Fares will range from $29 to $59 a seat for every Pittsburgh flight and $39 to $89 for Dulles.

“The $29 is not a sale price,” Cestari said. “We will control availability of fares based on peak times, but there will be $29 seats on every flight.”

Southern flights from Altoona and DuBois will go to Pittsburgh and Baltimore-Washington International Thurgood Marshall Airport.

“We are offering all of our markets two hub airports,” Cestari said. “We’ll have service to three airports from the market area. That’s the way to do business.”

Earlier this week, the federal Department of Transportation announced Southern Airways Express had been selected to serve Johnstown, Altoona and Johnstown airports under the federally subsidized Essential Air Service program. Within days, the three airports were informed they were being dropped from the EAS program because of low ridership or high costs. 

“Instructions on how to apply for a waiver were included in the order,” Johnstown airport Manager RaNell Fenchak said. “I’ve already begun the process.”

Airport officials said they are confident the local airports will receive a waiver because the current carrier, Silver Airways has been unreliable. 

“We are very excited about (Southern),” Johnstown-Cambria County Airport Authority Chairman David Kalina said. “We have an additional destination with Pittsburgh and they do have a track record of service and reliability.”

Southern will operate nine-passenger Cessna Caravan aircraft, Cestari said, adding that the smaller planes allow the low-cost regional airline to offer more options from each airport. 

“It was developed for Federal Express,” Cestari said. “They fly to hundreds of airports. It is a nine-passenger plane with large baggage pods. We are not going to have any trouble carrying large suitcases, golf bags or fishing poles.”

Southern does not charge a baggage fee, he added. 

The Cessna Caravan’s dependability has been proven not only by FedEx, but also by its service connecting remote areas of Alaska, Cestari said. 

Johnstown’s airport authority agreed to allow Southern to operate the single-engine Cessna because of its proven dependability, Kalina said. 

“I have no concerns with that at all,” said Kalina, who is a pilot. “Worldwide, the Cessna Caravan has, arguably, the best single-engine aircraft reputation out there.”

As an independent air carrier, Southern’s passengers will have a few more steps in transferring to other airlines. Although most take their baggage to the connecting gate, Cestari said, most checked bags won’t require a baggage fee on the other airline. 

Transferring passengers will get priority check-in, he added. 

Southern’s business plan focuses on getting travelers to the greatest number connecting flights and options.

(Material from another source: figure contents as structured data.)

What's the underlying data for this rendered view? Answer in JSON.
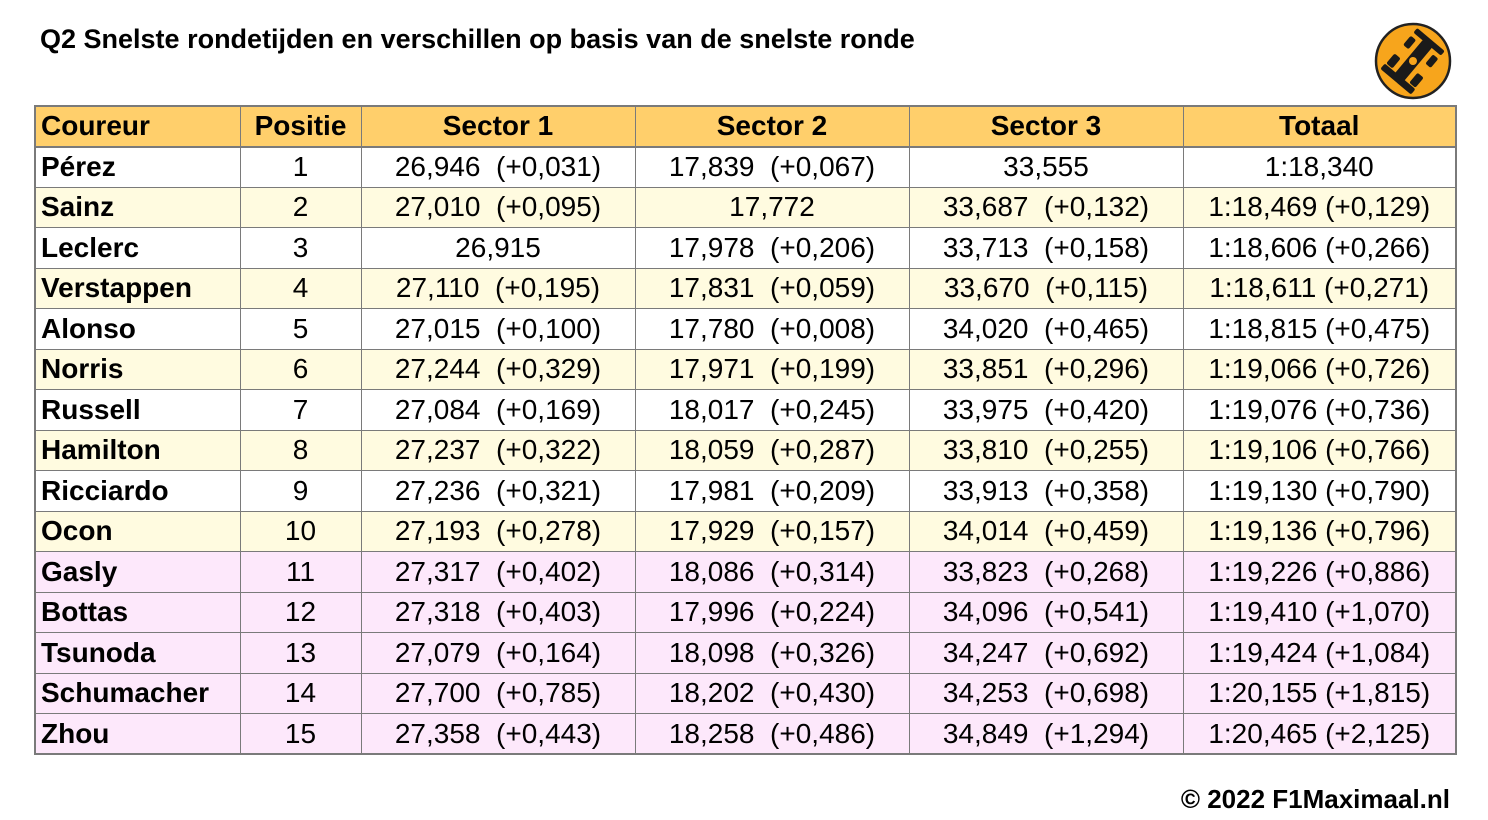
{
  "title": "Q2 Snelste rondetijden en verschillen op basis van de snelste ronde",
  "logo": {
    "icon": "race-car-icon",
    "color": "#f7a51c"
  },
  "colors": {
    "header": "#ffcf6b",
    "row_white": "#ffffff",
    "row_yellow": "#fffbe0",
    "row_pink": "#fde8fb",
    "border": "#7a7a7a"
  },
  "copyright": "© 2022 F1Maximaal.nl",
  "chart_data": {
    "type": "table",
    "title": "Q2 Snelste rondetijden en verschillen op basis van de snelste ronde",
    "columns": [
      "Coureur",
      "Positie",
      "Sector 1",
      "Sector 2",
      "Sector 3",
      "Totaal"
    ],
    "rows": [
      {
        "group": "white",
        "cells": [
          "Pérez",
          "1",
          "26,946  (+0,031)",
          "17,839  (+0,067)",
          "33,555",
          "1:18,340"
        ]
      },
      {
        "group": "yellow",
        "cells": [
          "Sainz",
          "2",
          "27,010  (+0,095)",
          "17,772",
          "33,687  (+0,132)",
          "1:18,469 (+0,129)"
        ]
      },
      {
        "group": "white",
        "cells": [
          "Leclerc",
          "3",
          "26,915",
          "17,978  (+0,206)",
          "33,713  (+0,158)",
          "1:18,606 (+0,266)"
        ]
      },
      {
        "group": "yellow",
        "cells": [
          "Verstappen",
          "4",
          "27,110  (+0,195)",
          "17,831  (+0,059)",
          "33,670  (+0,115)",
          "1:18,611 (+0,271)"
        ]
      },
      {
        "group": "white",
        "cells": [
          "Alonso",
          "5",
          "27,015  (+0,100)",
          "17,780  (+0,008)",
          "34,020  (+0,465)",
          "1:18,815 (+0,475)"
        ]
      },
      {
        "group": "yellow",
        "cells": [
          "Norris",
          "6",
          "27,244  (+0,329)",
          "17,971  (+0,199)",
          "33,851  (+0,296)",
          "1:19,066 (+0,726)"
        ]
      },
      {
        "group": "white",
        "cells": [
          "Russell",
          "7",
          "27,084  (+0,169)",
          "18,017  (+0,245)",
          "33,975  (+0,420)",
          "1:19,076 (+0,736)"
        ]
      },
      {
        "group": "yellow",
        "cells": [
          "Hamilton",
          "8",
          "27,237  (+0,322)",
          "18,059  (+0,287)",
          "33,810  (+0,255)",
          "1:19,106 (+0,766)"
        ]
      },
      {
        "group": "white",
        "cells": [
          "Ricciardo",
          "9",
          "27,236  (+0,321)",
          "17,981  (+0,209)",
          "33,913  (+0,358)",
          "1:19,130 (+0,790)"
        ]
      },
      {
        "group": "yellow",
        "cells": [
          "Ocon",
          "10",
          "27,193  (+0,278)",
          "17,929  (+0,157)",
          "34,014  (+0,459)",
          "1:19,136 (+0,796)"
        ]
      },
      {
        "group": "pink",
        "cells": [
          "Gasly",
          "11",
          "27,317  (+0,402)",
          "18,086  (+0,314)",
          "33,823  (+0,268)",
          "1:19,226 (+0,886)"
        ]
      },
      {
        "group": "pink",
        "cells": [
          "Bottas",
          "12",
          "27,318  (+0,403)",
          "17,996  (+0,224)",
          "34,096  (+0,541)",
          "1:19,410 (+1,070)"
        ]
      },
      {
        "group": "pink",
        "cells": [
          "Tsunoda",
          "13",
          "27,079  (+0,164)",
          "18,098  (+0,326)",
          "34,247  (+0,692)",
          "1:19,424 (+1,084)"
        ]
      },
      {
        "group": "pink",
        "cells": [
          "Schumacher",
          "14",
          "27,700  (+0,785)",
          "18,202  (+0,430)",
          "34,253  (+0,698)",
          "1:20,155 (+1,815)"
        ]
      },
      {
        "group": "pink",
        "cells": [
          "Zhou",
          "15",
          "27,358  (+0,443)",
          "18,258  (+0,486)",
          "34,849  (+1,294)",
          "1:20,465 (+2,125)"
        ]
      }
    ]
  }
}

Some travelers prefer the major airlines’ service and are willing to pay for the amenities, Cestari said. Others are looking for low cost airlines.

“You decide what you want; either way, we’ll get you there,” he said. “We are the hometown airline.”

Dulles is home to a United Airlines hub, offering connections worldwide. Pittsburgh features a selection of low-cost airlines. 

“Those two airports really represent the best of both worlds,” Kalina said. “It really opens up opportunities.”

Basing two planes in Johnstown will also improve dependability,    

“Our flights are all nonstop.” Cestari said. “Our pilots are based in the city they serve. Our pilots will live in Johnstown. Our planes will sleep in Johnstown.”

A spare crew and plane based in Pittsburgh will available if there are problems.

“Those are the reasons we think our service level is going to be exceptional,” he said. 

Although there have been no discussions with current Silver Airlines employees at the airport, Cestari said Southern would prefer to hire those with experience in the market.